Andrew J. Kelly SQL MVP
Solid Quality Mentors

"GPage" <GPage(a)discussions.microsoft.com> wrote in message
news:EE02FB16-834E-4A4E-9BEA-99758D7C9BF4(a)microsoft.com...
> Thanks for the response. I notice that the filtered list does not contain
> the
> mirror waits though. Are those something that can be ignored as well, or
> do
> they indicate some bottleneck?
>
> "Andrew J. Kelly" wrote:
>
>> For the most part you can ignore most of these waits:
>>
>> WHERE [wait_type] IN
>> ('CLR_SEMAPHORE','LAZYWRITER_SLEEP','RESOURCE_QUEUE','SLEEP_TASK','SLEEP_SYSTEMTASK',
>> 'SQLTRACE_BUFFER_FLUSH','WAITFOR', 'BROKER_TASK_STOP',
>> 'BROKER_RECEIVE_WAITFOR', 'OLEDB','CLR_MANUAL_EVENT', 'CLR_AUTO_EVENT' )
>> ;
>>
>> Filter those out of the results and look at the percentages from there.
>> If
>> you are concerned with IO then look at the dmv for physical stats.
>>
>> --
>>
>> Andrew J. Kelly SQL MVP
>> Solid Quality Mentors
>>
>> "GPage" <GPage(a)discussions.microsoft.com> wrote in message
>> news:080AF8A2-0693-4398-9DDA-807B553E5FE5(a)microsoft.com...
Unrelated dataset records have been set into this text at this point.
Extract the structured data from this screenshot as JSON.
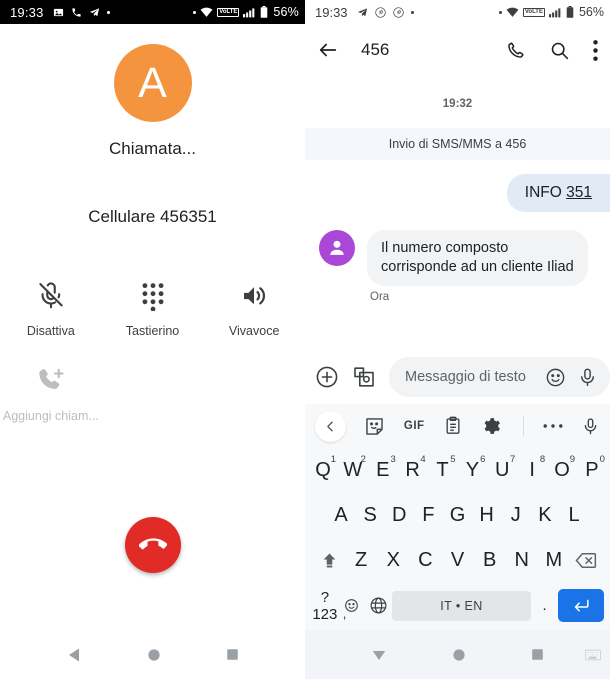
{
  "left_screen": {
    "status_bar": {
      "time": "19:33",
      "icons": [
        "image-icon",
        "phone-call-icon",
        "telegram-icon",
        "dot-icon"
      ],
      "right_icons": [
        "dot-icon",
        "wifi-icon",
        "volte-badge",
        "signal-icon",
        "battery-icon"
      ],
      "volte_label": "VoLTE",
      "battery": "56%"
    },
    "avatar_letter": "A",
    "avatar_color": "#f4943f",
    "call_state": "Chiamata...",
    "call_number": "Cellulare 456351",
    "actions": [
      {
        "icon": "mic-off-icon",
        "label": "Disattiva",
        "disabled": false
      },
      {
        "icon": "dialpad-icon",
        "label": "Tastierino",
        "disabled": false
      },
      {
        "icon": "speaker-icon",
        "label": "Vivavoce",
        "disabled": false
      }
    ],
    "actions_row2": [
      {
        "icon": "add-call-icon",
        "label": "Aggiungi chiam...",
        "disabled": true
      }
    ],
    "end_call": {
      "icon": "end-call-icon",
      "color": "#e02b27"
    },
    "nav": [
      "back-icon",
      "home-icon",
      "recents-icon"
    ]
  },
  "right_screen": {
    "status_bar": {
      "time": "19:33",
      "icons": [
        "telegram-icon",
        "pinterest-icon",
        "pinterest-icon",
        "dot-icon"
      ],
      "right_icons": [
        "dot-icon",
        "wifi-icon",
        "volte-badge",
        "signal-icon",
        "battery-icon"
      ],
      "volte_label": "VoLTE",
      "battery": "56%"
    },
    "header": {
      "back": "back-arrow-icon",
      "title": "456",
      "actions": [
        "phone-icon",
        "search-icon",
        "overflow-menu-icon"
      ]
    },
    "thread": {
      "day_time": "19:32",
      "system_banner": "Invio di SMS/MMS a 456",
      "sent": {
        "text_prefix": "INFO ",
        "text_underlined": "351"
      },
      "received": {
        "avatar_icon": "person-icon",
        "avatar_color": "#ab47d6",
        "line1": "Il numero composto",
        "line2": "corrisponde ad un cliente Iliad",
        "time": "Ora"
      }
    },
    "compose": {
      "plus": "plus-circle-icon",
      "gallery": "gallery-camera-icon",
      "placeholder": "Messaggio di testo",
      "emoji": "emoji-icon",
      "mic": "mic-icon"
    },
    "keyboard": {
      "toolbar": [
        "chevron-left-icon",
        "sticker-icon",
        "gif-label",
        "clipboard-icon",
        "settings-gear-icon",
        "more-dots-icon",
        "mic-icon"
      ],
      "gif_label": "GIF",
      "row1": [
        {
          "letter": "Q",
          "num": "1"
        },
        {
          "letter": "W",
          "num": "2"
        },
        {
          "letter": "E",
          "num": "3"
        },
        {
          "letter": "R",
          "num": "4"
        },
        {
          "letter": "T",
          "num": "5"
        },
        {
          "letter": "Y",
          "num": "6"
        },
        {
          "letter": "U",
          "num": "7"
        },
        {
          "letter": "I",
          "num": "8"
        },
        {
          "letter": "O",
          "num": "9"
        },
        {
          "letter": "P",
          "num": "0"
        }
      ],
      "row2": [
        "A",
        "S",
        "D",
        "F",
        "G",
        "H",
        "J",
        "K",
        "L"
      ],
      "row3": [
        "Z",
        "X",
        "C",
        "V",
        "B",
        "N",
        "M"
      ],
      "shift": "shift-icon",
      "backspace": "backspace-icon",
      "symbols_key": "?123",
      "globe": "language-globe-icon",
      "spacebar": "IT • EN",
      "period": ".",
      "enter": "enter-icon",
      "comma": ","
    },
    "nav": [
      "hide-keyboard-icon",
      "home-icon",
      "recents-icon",
      "keyboard-indicator-icon"
    ]
  }
}
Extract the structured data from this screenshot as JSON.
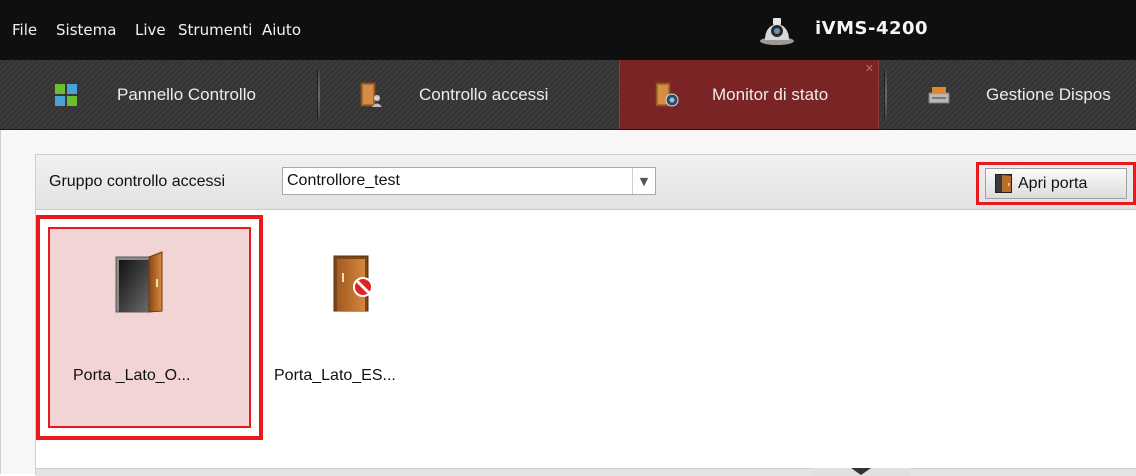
{
  "menu": {
    "items": [
      "File",
      "Sistema",
      "Live",
      "Strumenti",
      "Aiuto"
    ]
  },
  "app": {
    "title": "iVMS-4200",
    "logo_icon": "camera-logo-icon"
  },
  "tabs": [
    {
      "label": "Pannello Controllo",
      "icon": "grid-icon",
      "active": false
    },
    {
      "label": "Controllo accessi",
      "icon": "door-user-icon",
      "active": false
    },
    {
      "label": "Monitor di stato",
      "icon": "door-camera-icon",
      "active": true
    },
    {
      "label": "Gestione Dispos",
      "icon": "device-icon",
      "active": false
    }
  ],
  "toolbar": {
    "group_label": "Gruppo controllo accessi",
    "group_value": "Controllore_test",
    "open_door_label": "Apri porta"
  },
  "doors": [
    {
      "label": "Porta _Lato_O...",
      "status": "open",
      "selected": true
    },
    {
      "label": "Porta_Lato_ES...",
      "status": "closed-forbidden",
      "selected": false
    }
  ],
  "colors": {
    "highlight": "#e8191f",
    "active_tab": "#7a2426",
    "selected_item_bg": "#f3d4d4"
  }
}
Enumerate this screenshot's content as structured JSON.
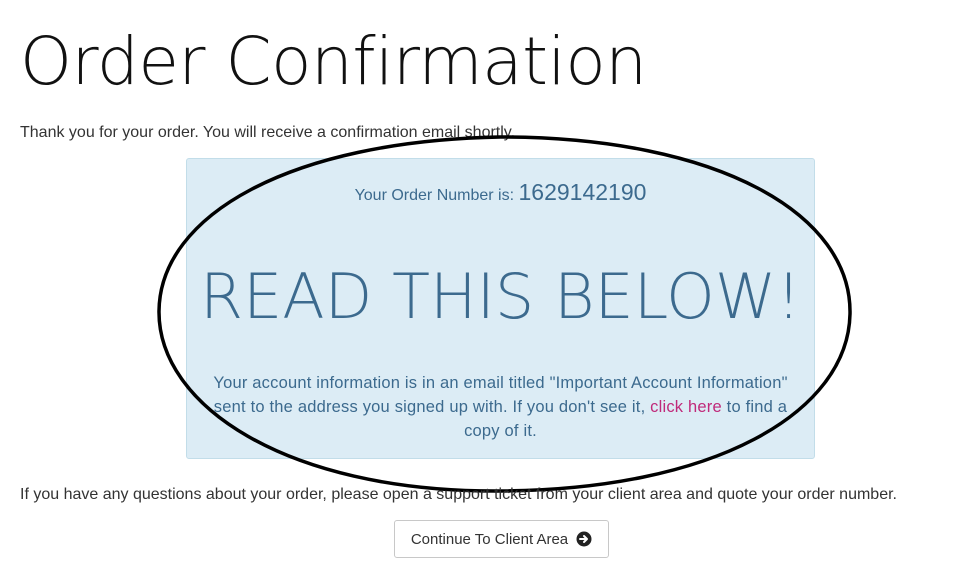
{
  "header": {
    "title": "Order Confirmation"
  },
  "messages": {
    "thank_you": "Thank you for your order. You will receive a confirmation email shortly.",
    "questions": "If you have any questions about your order, please open a support ticket from your client area and quote your order number."
  },
  "order_box": {
    "order_number_label": "Your Order Number is:",
    "order_number": "1629142190",
    "heading": "READ THIS BELOW!",
    "info_before_link": "Your account information is in an email titled \"Important Account Information\" sent to the address you signed up with. If you don't see it,",
    "link_text": "click here",
    "info_after_link": "to find a copy of it."
  },
  "actions": {
    "continue_label": "Continue To Client Area",
    "continue_icon": "arrow-circle-right-icon"
  },
  "colors": {
    "box_background": "#dcecf5",
    "box_text": "#3c6a8e",
    "link": "#c0297a"
  }
}
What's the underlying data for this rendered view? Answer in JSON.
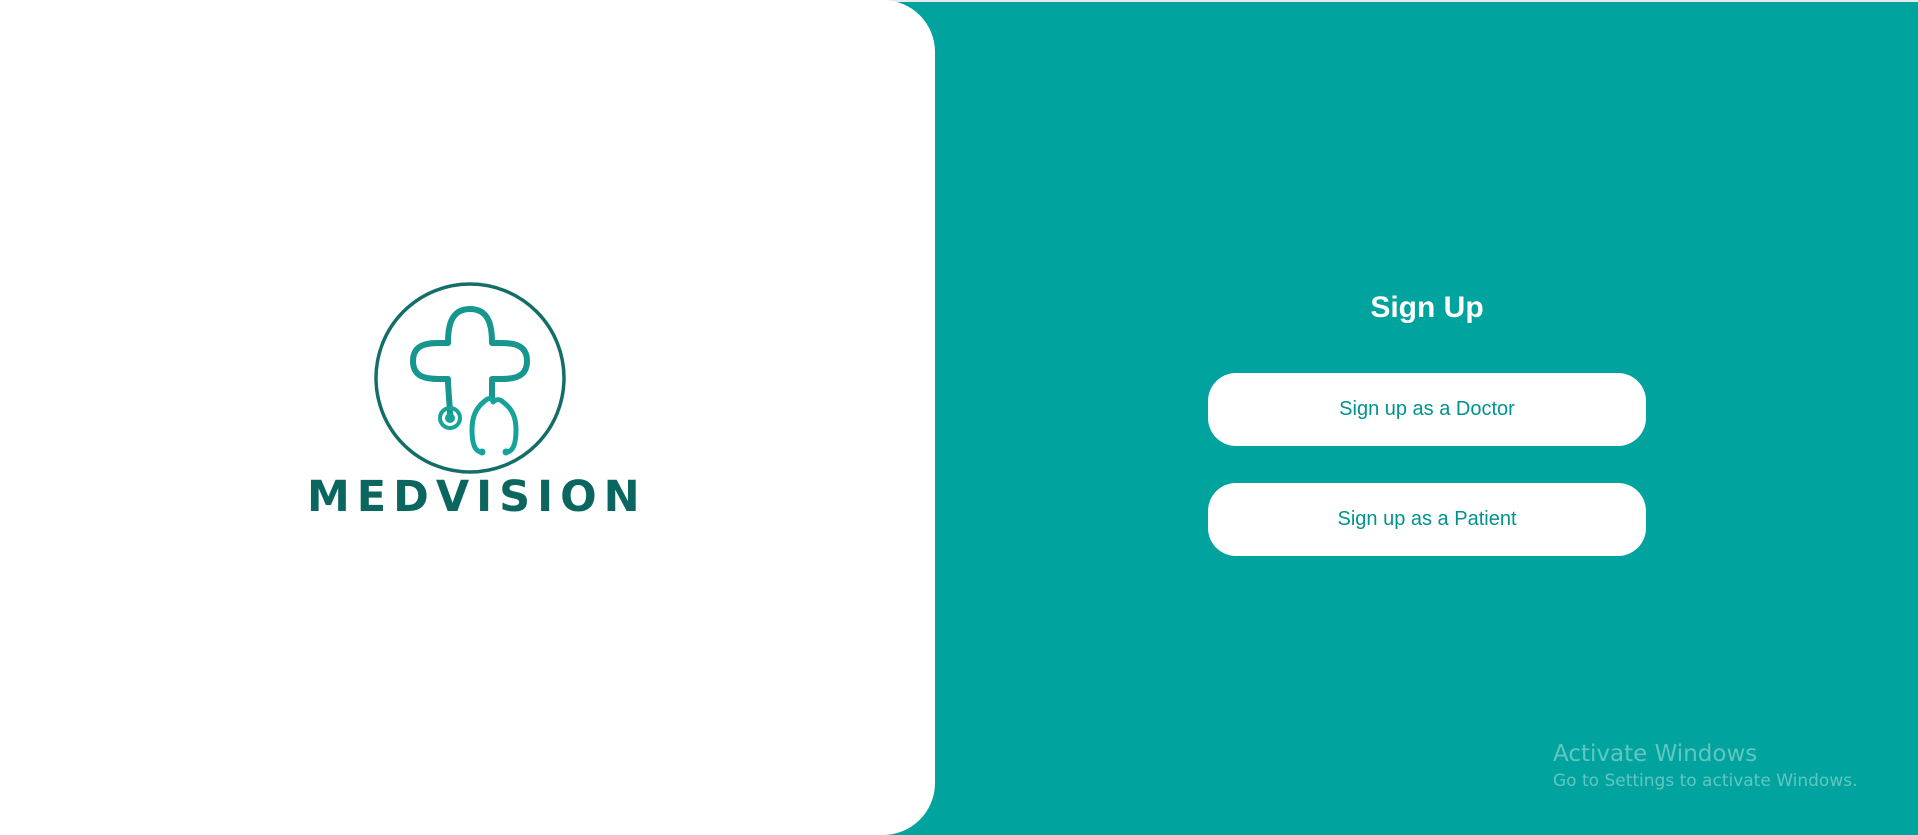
{
  "brand": {
    "name": "MEDVISION",
    "logo_icon": "cross-stethoscope-icon",
    "colors": {
      "dark_teal": "#0c6660",
      "teal": "#17a39a"
    }
  },
  "signup": {
    "title": "Sign Up",
    "doctor_button_label": "Sign up as a Doctor",
    "patient_button_label": "Sign up as a Patient"
  },
  "watermark": {
    "title": "Activate Windows",
    "subtitle": "Go to Settings to activate Windows."
  },
  "colors": {
    "background": "#00a39d",
    "panel": "#ffffff",
    "button_text": "#00938d"
  }
}
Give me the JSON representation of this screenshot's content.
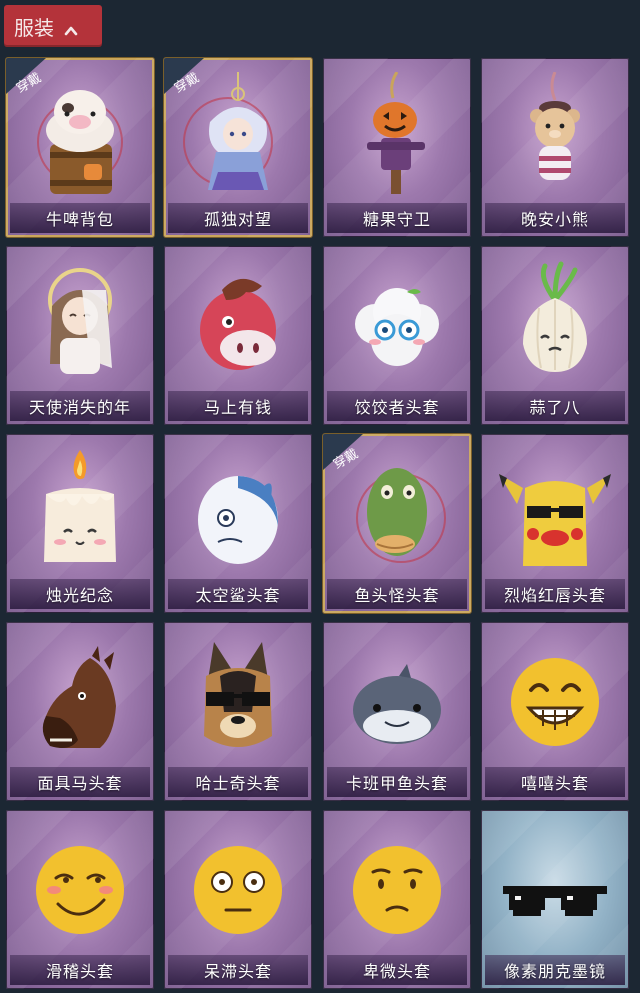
{
  "header": {
    "title": "服装",
    "chevron_icon": "chevron-up-icon"
  },
  "colors": {
    "background": "#1c2733",
    "header_red": "#b4333a",
    "card_purple": "#9d79ad",
    "card_blue": "#93b3c7",
    "equipped_gold": "#c9a55a",
    "badge_navy": "#2b3a4e"
  },
  "equipped_badge": "穿戴",
  "items": [
    {
      "label": "牛啤背包",
      "equipped": true,
      "art": "cow-beer-barrel-icon",
      "tint": "purple"
    },
    {
      "label": "孤独对望",
      "equipped": true,
      "art": "fairy-doll-pendant-icon",
      "tint": "purple"
    },
    {
      "label": "糖果守卫",
      "equipped": false,
      "art": "pumpkin-scarecrow-pendant-icon",
      "tint": "purple"
    },
    {
      "label": "晚安小熊",
      "equipped": false,
      "art": "teddy-bear-pendant-icon",
      "tint": "purple"
    },
    {
      "label": "天使消失的年",
      "equipped": false,
      "art": "angel-girl-doll-icon",
      "tint": "purple"
    },
    {
      "label": "马上有钱",
      "equipped": false,
      "art": "red-horse-head-icon",
      "tint": "purple"
    },
    {
      "label": "饺饺者头套",
      "equipped": false,
      "art": "cloud-dumpling-head-icon",
      "tint": "purple"
    },
    {
      "label": "蒜了八",
      "equipped": false,
      "art": "garlic-head-icon",
      "tint": "purple"
    },
    {
      "label": "烛光纪念",
      "equipped": false,
      "art": "candle-head-icon",
      "tint": "purple"
    },
    {
      "label": "太空鲨头套",
      "equipped": false,
      "art": "space-shark-head-icon",
      "tint": "purple"
    },
    {
      "label": "鱼头怪头套",
      "equipped": true,
      "art": "fish-head-mask-icon",
      "tint": "purple"
    },
    {
      "label": "烈焰红唇头套",
      "equipped": false,
      "art": "pikachu-lips-head-icon",
      "tint": "purple"
    },
    {
      "label": "面具马头套",
      "equipped": false,
      "art": "horse-mask-icon",
      "tint": "purple"
    },
    {
      "label": "哈士奇头套",
      "equipped": false,
      "art": "husky-head-sunglasses-icon",
      "tint": "purple"
    },
    {
      "label": "卡班甲鱼头套",
      "equipped": false,
      "art": "grey-fish-head-icon",
      "tint": "purple"
    },
    {
      "label": "嘻嘻头套",
      "equipped": false,
      "art": "grin-emoji-head-icon",
      "tint": "purple"
    },
    {
      "label": "滑稽头套",
      "equipped": false,
      "art": "funny-emoji-head-icon",
      "tint": "purple"
    },
    {
      "label": "呆滞头套",
      "equipped": false,
      "art": "dazed-emoji-head-icon",
      "tint": "purple"
    },
    {
      "label": "卑微头套",
      "equipped": false,
      "art": "humble-emoji-head-icon",
      "tint": "purple"
    },
    {
      "label": "像素朋克墨镜",
      "equipped": false,
      "art": "pixel-sunglasses-icon",
      "tint": "blue"
    }
  ]
}
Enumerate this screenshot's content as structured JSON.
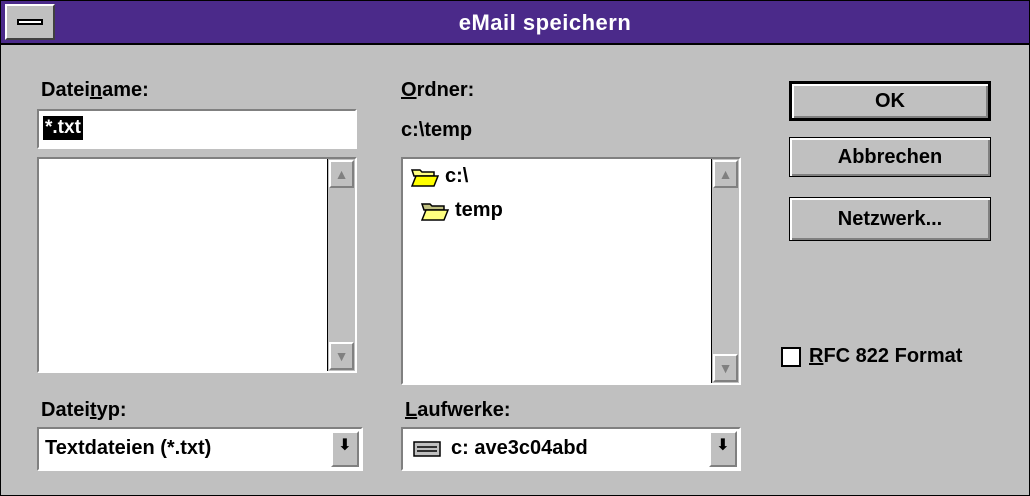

>> > We have a server hosting some large data warehouse databases which is
>> > experiencing slowness during the day. We are fairly sure that the main
>> > culprits are poorly written SQL and the SAN. We mirror the databases
>> > from
>> > this server to another to provide an isolated environment for
>> > reporting.
>> >
>> > When we look at the DMVs to try and see why the server is slow we're
>> > not
>> > seeing the IO related issues we expect to see. Based on PAL logs and
>> > other
>> > metrics our disk is very slow and saturated, but the waits we're seeing
>> > as
>> > the highest % look like system waits, and infact buffer IO waits are
>> > under
>> > sleep waits which seems odd. Can I ignore these waits? And how can I
>> > tell
>> > what the real issue is? I've looked up the states in BOL and the
>> > descriptions
>> > are not very helpful.
>> >
>> > The highest waits deal with the mirroring at 36.6% wait time
>> > DBMIRRORING_CMD 99%- BOL states that it's expected for this wait to be
>> > long
>> > DB_MIRROR_SEND 0.55%
>> >
>> > Next down is other at 28%
>> > BROKER_TASK_STOP - 80% seems to be related to mirroring, but I don't
>> > really
>> > know what this is doing. We're not using SQL Broker. Is this an issue
>> > and
>> > what steps should be taken to allieviate it?
>> >
>> > ASYNC_IO_COMPLETION is at 4.78% in this category
>> >
>> >
>> > Sleep is next down at 22% with
>> > SQLTRACE_BUFFER_FLUSH at 49.5% - we have traces running and BOL states
>> > this
>> > is waiting for the trace log to flush to disk. That seems to mean that
>> > it's
>> > waiting on the disk to flush the log, so is this any sort of indicator
>> > for
>> > a
>> > slow disk?
>> >
>> > LAZYWRITER_SLEEP 49%. I assume this means that the lazy writer has
>> > nothing
>> > to do during this period and thus is waiting for a task
>> >
>> > After these waits we get to the BUFFER_IO waits which I'm fairly sure
>> > is
>> > the
>> > actual cause of the problem.
>> >
>> > Are these other waits indicative of a problem on the box? If so how do
>> > I
>> > determine what the problem and solution is?
>> >
>> > Thanks
>> >
>> .
>>